32 thoughts on “Yahoo! And Tumblr: It’s About Display, Streams & Native at Scale”

  1. My take: This deal wreaks of desperation. It’s more about Yahoo (and MM) being cool and less about developing a bizmodel based on naive ads.

    Here’s a mix of questions and mini-rants:

    1) Since when is anyone to believe that David Karp has any interest whatsoever in making Tumblr a business? He recently said that making money is “not a metric that is particularly important to us.” He once suggested that AdSense “poisoned” the blogosphere. He doesn’t like advertising. Is this really someone that is going to propel Yahoo’s business forward, or is he going to stick around for four years and then leave them to do whatever, just like so many others have done before him.

    2) Isn’t there a big difference between Tumblr sites and sites/domains powered by Tumblr? it will be easier to do native ads on the former and probably much harder to do on the latter.

    3) I also wonder about the quality of their inventory … How much is porn? How much is self mutilation? How much is worst than that stuff? To date, Tumblr doesn’t seem to care about that stuff (actually, they seem to purposefully look the other way). What impact does that have on Yahoo’s relatively clean reputation? Not good.

    4) GeoCities cost Yahoo $3.5 billion, and at the time, people talked about the potential for lots of new ad formats and tons of new inventory. When they boughtBroadcast.com for $5.7 billion, it was a revolutionary move in an attempt to dominate a bold new ad market. This is more of the same, but worse though at a lower cost.

    5) Tumblr reportedly costs $40 million/year to run, and given that run rate, they were getting close to needing more cash from investors. Yahoo’s bailout is just in time … Yahoo continues to invest int he consumer web at a time when most VCs are not.

    6) John, you have written (in January which is decades ago, I know) about the myth of infinite inventory. You wrote, “There are even fewer places where marketers can be assured of quality, engagement, and appropriate context.” Given that, should Yahoo buy Tumblr for $1 billion?

    To those who say yes, I’ll borrow your retort: Hogwash.

  2. George, you make valid points. Karp may not have shown much interest in ads in the past, but Tumblr has changed course in the past year, and Karp is talking about native ads a lot now.
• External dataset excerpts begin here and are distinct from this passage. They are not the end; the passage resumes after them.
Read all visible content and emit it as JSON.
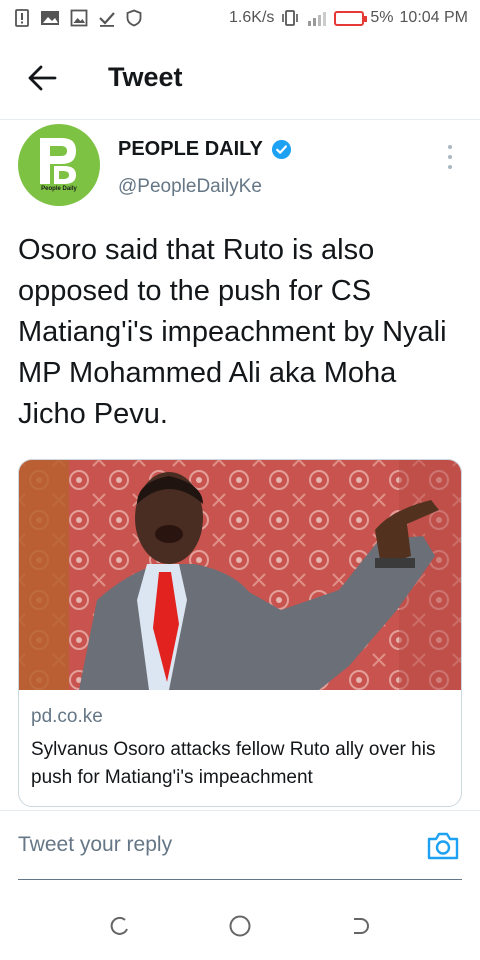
{
  "status_bar": {
    "net_speed": "1.6K/s",
    "battery_percent": "5%",
    "time": "10:04 PM",
    "icons": [
      "alert-icon",
      "photo-icon",
      "gallery-icon",
      "check-icon",
      "shield-icon",
      "vibrate-icon",
      "signal-icon",
      "battery-icon"
    ]
  },
  "header": {
    "title": "Tweet",
    "back_icon": "arrow-left-icon"
  },
  "tweet": {
    "author": {
      "name": "PEOPLE DAILY",
      "handle": "@PeopleDailyKe",
      "avatar_caption": "People Daily",
      "verified": true,
      "avatar_color": "#7dc242"
    },
    "text": "Osoro said that Ruto is also opposed to the push for CS Matiang'i's impeachment by Nyali MP Mohammed Ali aka Moha Jicho Pevu.",
    "link_card": {
      "domain": "pd.co.ke",
      "title": "Sylvanus Osoro attacks fellow Ruto ally over his push for Matiang'i's impeachment",
      "image_desc_icon": "photo-thumbnail"
    }
  },
  "reply": {
    "placeholder": "Tweet your reply",
    "camera_icon": "camera-icon"
  },
  "nav": {
    "items": [
      "recents-icon",
      "home-icon",
      "back-icon"
    ]
  },
  "colors": {
    "accent": "#1da1f2",
    "text_primary": "#14171a",
    "text_secondary": "#657786",
    "battery_low": "#e53935"
  }
}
And he is selling, which means he won’t be ultimately the decider about what happens at the service anymore.
    I have to think Yahoo knows exactly how much of Tumblr is porn. And let’s be honest, Yahoo knows that porn is part of the internet ecosystem, and I’m sure they’ll not put brand ads there! As for that sterling Yahoo reputation, are you familiar with RMX!? Still some work to do there, I’m told.
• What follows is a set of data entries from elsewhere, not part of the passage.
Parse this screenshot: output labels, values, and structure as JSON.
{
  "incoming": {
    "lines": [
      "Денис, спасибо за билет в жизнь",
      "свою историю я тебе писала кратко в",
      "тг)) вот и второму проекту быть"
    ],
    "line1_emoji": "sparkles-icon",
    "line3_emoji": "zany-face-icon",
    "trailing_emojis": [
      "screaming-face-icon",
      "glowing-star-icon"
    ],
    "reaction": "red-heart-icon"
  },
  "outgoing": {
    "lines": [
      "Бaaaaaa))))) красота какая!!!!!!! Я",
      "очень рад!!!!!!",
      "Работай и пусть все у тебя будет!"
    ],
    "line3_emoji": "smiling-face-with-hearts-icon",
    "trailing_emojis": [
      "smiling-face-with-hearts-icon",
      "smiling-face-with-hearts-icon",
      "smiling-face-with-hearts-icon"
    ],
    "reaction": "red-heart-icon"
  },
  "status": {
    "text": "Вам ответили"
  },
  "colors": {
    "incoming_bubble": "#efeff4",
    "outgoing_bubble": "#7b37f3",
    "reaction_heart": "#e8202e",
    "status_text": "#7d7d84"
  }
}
    1. Like you, I immediately considered the native ad opportunity, and the potential is there. The problem is, it’s Yahoo. “We promise not to screw this up.” This is exactly what someone says right before they screw things up.
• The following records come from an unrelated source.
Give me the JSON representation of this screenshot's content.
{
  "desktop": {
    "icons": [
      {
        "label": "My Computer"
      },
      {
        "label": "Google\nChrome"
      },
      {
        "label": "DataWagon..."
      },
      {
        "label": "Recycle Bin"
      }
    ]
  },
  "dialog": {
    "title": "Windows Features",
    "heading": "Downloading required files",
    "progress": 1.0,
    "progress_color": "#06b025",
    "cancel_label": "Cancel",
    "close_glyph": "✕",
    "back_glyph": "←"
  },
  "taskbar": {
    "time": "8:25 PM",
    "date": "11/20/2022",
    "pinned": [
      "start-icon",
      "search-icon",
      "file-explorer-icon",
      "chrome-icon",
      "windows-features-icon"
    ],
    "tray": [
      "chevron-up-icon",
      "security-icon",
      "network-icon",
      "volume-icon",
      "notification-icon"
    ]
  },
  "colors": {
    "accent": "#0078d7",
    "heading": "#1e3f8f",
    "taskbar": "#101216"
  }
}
  3. The public will quickly tire of so called native advertising like they are bored by advertorials and sponsored supplements from newspapers. Mobile and tablet displays are ahead of the public in disguising content paid for by marketeers. That will change. The public will start to understand where messages are coming from. Consumer regulation will help with transparency. What has driven readers to Gawker? Top ten stories in the last month, for example, are any so called sponsored stories?You are biased because you represent commercial interest which is different from public interest. David Karp knows he hates advertising but he hasn’t found an alternative that works, he’s just found a temporary way to disguise it – he hates it that much. Waste of money.

  4. This acq is definitely about making native advertising work for Tumblr.

    But me think: Tumblr could have hired a team of 10 savvy people and made this work for themselves purely, no? Let’s be critical for a moment.

      1. But I ask Why? Did they try and not succeed? Did the CEO recognize their limitations, therefore it was time to get help?

        I’m asking because it does put a question mark on the ability of startups that are a large networks of engaged users to monetize natively.

      2. Not everyone wants (or even needs) to do the work involved – it’s damn hard, I can tell you from personal experience!